= Girolami method =

Method of estimating liquid densities

The Girolami method, named after Gregory Girolami, is a predictive method for estimating densities of pure liquid components at room temperature. The objective of this method is the simple prediction of the density and not high precision.

== Procedure ==
The method uses purely additive volume contributions for single atoms and additional correction factors for components with special functional groups which cause a volume contraction and therefore a higher density. The Girolami method can be described as a mixture of an atom and group contribution method.

=== Atom contributions ===
The method uses the following contributions for the different atoms:

| Element | Relative volume V_{i} |
|---|---|
| Hydrogen | 1 |
| Lithium to Fluorine | 2 |
| Sodium to Chlorine | 4 |
| Potassium to Bromine | 5 |
| Rubidium to Iodine | 7.5 |
| Cesium to Bismuth | 9 |

A scaled molecular volume is calculated by

$V_S \,=\, \sum_i V_i$

and the density is derived by

$d \,=\, \frac{M}{5 \cdot V_S}$

with the molecular weight M. The scaling factor 5 is used to obtain the density in g·cm^{−3}.

=== Group contribution ===
For some components Girolami found smaller volumes and higher densities than calculated solely by the atom contributions. For components with
- a hydroxylic function (Alcohols)
- a carboxylic function (Carboxylic acids)
- a primary or secondary amine function
- an amide group (incl. amides substituted at the nitrogen)
- a sulfoxide group
- a sulfone group
- a ring (non-condensed),
it is sufficient to add 10% to the density obtained by the main equation. For sulfone groups it is necessary to use this factor twice (20%).

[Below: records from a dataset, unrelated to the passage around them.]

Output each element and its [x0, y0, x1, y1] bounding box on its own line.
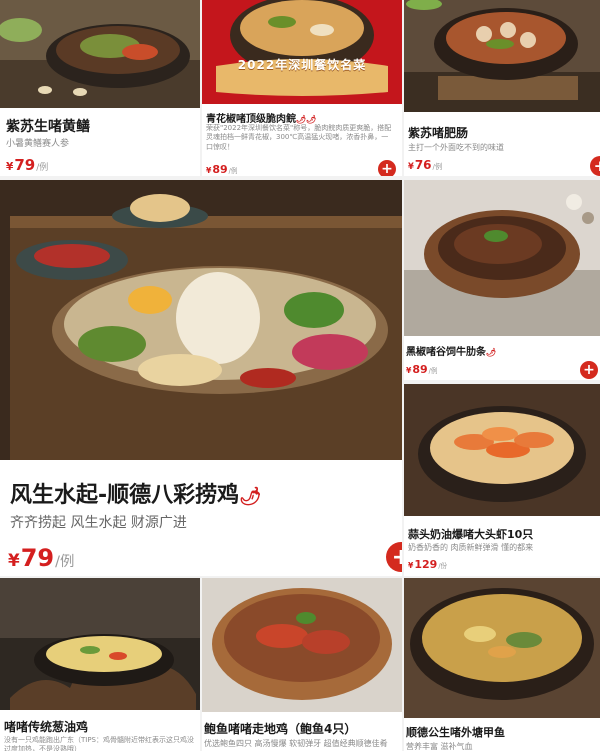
chili-icon: 🌶 [486, 348, 497, 357]
dish-desc: 奶香奶香的 肉质新鲜弹滑 懂的都来 [408, 543, 534, 552]
dish-photo [0, 180, 402, 460]
dish-name: 紫苏啫肥肠 [408, 126, 469, 140]
dish-photo [0, 578, 200, 710]
dish-card[interactable]: 2022年深圳餐饮名菜 青花椒啫顶级脆肉鲩🌶🌶 荣获"2022年深圳餐饮名菜"称… [202, 0, 402, 176]
award-badge: 2022年深圳餐饮名菜 [237, 58, 367, 72]
dish-name: 啫啫传统葱油鸡 [4, 720, 89, 734]
dish-photo [0, 0, 200, 108]
dish-photo [202, 578, 402, 712]
dish-name: 鲍鱼啫啫走地鸡（鲍鱼4只） [204, 722, 357, 736]
dish-card[interactable]: 紫苏生啫黄鳝 小暑黄鳝赛人参 ¥79/例 [0, 0, 200, 176]
dish-desc: 没有一只鸡能跑出广东（TIPS：鸡骨髓附近带红表示这只鸡没过度加热，不是没熟哦） [4, 736, 195, 751]
chili-icon: 🌶 [239, 487, 262, 507]
dish-desc: 主打一个外面吃不到的味道 [408, 143, 504, 152]
dish-card[interactable]: 鲍鱼啫啫走地鸡（鲍鱼4只） 优选鲍鱼四只 高汤慢爆 软韧弹牙 超值经典顺德佳肴 [202, 578, 402, 751]
dish-desc: 小暑黄鳝赛人参 [6, 139, 70, 149]
dish-desc: 荣获"2022年深圳餐饮名菜"称号，脆肉鲩肉质更爽脆，搭配灵魂拍档一鲜青花椒，3… [206, 124, 392, 151]
dish-card[interactable]: 紫苏啫肥肠 主打一个外面吃不到的味道 ¥76/例 + [404, 0, 600, 176]
add-to-cart-button[interactable]: + [580, 361, 598, 379]
dish-photo [404, 384, 600, 516]
dish-name: 顺德公生啫外塘甲鱼 [406, 726, 505, 739]
dish-price: ¥89/例 [206, 163, 238, 176]
dish-name: 青花椒啫顶级脆肉鲩🌶🌶 [206, 114, 317, 125]
dish-desc: 齐齐捞起 风生水起 财源广进 [10, 515, 187, 531]
featured-dish-card[interactable]: 风生水起-顺德八彩捞鸡🌶 齐齐捞起 风生水起 财源广进 ¥79/例 + [0, 180, 402, 576]
dish-name: 紫苏生啫黄鳝 [6, 119, 90, 135]
dish-desc: 营养丰富 滋补气血 [406, 742, 473, 751]
dish-photo [404, 0, 600, 112]
dish-desc: 优选鲍鱼四只 高汤慢爆 软韧弹牙 超值经典顺德佳肴 [204, 739, 388, 748]
dish-name: 风生水起-顺德八彩捞鸡🌶 [10, 483, 262, 508]
add-to-cart-button[interactable]: + [378, 160, 396, 176]
dish-price: ¥79/例 [6, 156, 49, 174]
dish-card[interactable]: 黑椒啫谷饲牛肋条🌶 ¥89/例 + [404, 180, 600, 380]
dish-photo: 2022年深圳餐饮名菜 [202, 0, 402, 104]
dish-card[interactable]: 顺德公生啫外塘甲鱼 营养丰富 滋补气血 [404, 578, 600, 751]
chili-icon: 🌶🌶 [296, 115, 317, 124]
dish-price: ¥79/例 [8, 544, 75, 572]
add-to-cart-button[interactable]: + [590, 156, 600, 176]
dish-price: ¥89/例 [406, 363, 438, 376]
dish-name: 黑椒啫谷饲牛肋条🌶 [406, 347, 497, 358]
dish-card[interactable]: 蒜头奶油爆啫大头虾10只 奶香奶香的 肉质新鲜弹滑 懂的都来 ¥129/份 [404, 384, 600, 576]
dish-name: 蒜头奶油爆啫大头虾10只 [408, 528, 534, 541]
dish-price: ¥76/例 [408, 158, 443, 172]
dish-price: ¥129/份 [408, 558, 448, 571]
dish-card[interactable]: 啫啫传统葱油鸡 没有一只鸡能跑出广东（TIPS：鸡骨髓附近带红表示这只鸡没过度加… [0, 578, 200, 751]
add-to-cart-button[interactable]: + [386, 542, 402, 572]
dish-photo [404, 180, 600, 336]
dish-photo [404, 578, 600, 718]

Another specific case are condensed ring systems like Naphthalene. The density has to increased by 7.5% for every ring; for Naphthalene the resulting factor would be 15%.

If multiple corrections are needed their factors have to be added but not over 130% in total.

== Example calculation ==

| Component | M [^{g}/_{mol}] | Volume V_{S} | Corrections | Calculated density [g·cm^{−3}] | Exp. density [g·cm^{−3}] |
|---|---|---|---|---|---|
| Cyclohexanol | 100 | (6×2)+(13×1)+(1×2)=26 | One ring and a hydroxylic group = 120% | d=^{1.2*100}/_{5×26}=0.92 | 0.962 |
| Dimethylethylphosphine | 90 | (4×2)+(11×1)+(1×4)=23 | No corrections | d=^{90}/_{5×23}=0.78 | 0.76 |
| Ethylenediamine | 60 | (2×2)+(8×1)+(2×2)=16 | Two primary amine groups = 120% | d=^{1.2×60}/_{5×16}=0.90 | 0.899 |
| Sulfolane | 120 | (4×2)+(8×1)+(2×2)+(1×4)=24 | One ring and two S=O bonds = 130% | d=^{1.3×120}/_{5×24}=1.30 | 1.262 |
| 1-Bromonaphthalene | 207 | (10×2)+(7×1)+(1×5)=32 | Two condensed rings = 115% | d=^{1,15×207}/_{5×32}=1.49 | 1.483 |

== Quality ==
The author has given a mean quadratic error (RMS) of 0.049 g·cm^{−3} for 166 checked components. Only for two components (acetonitrile and dibromochloromethane) has an error greater than 0.1 g·cm ^{−3} been found.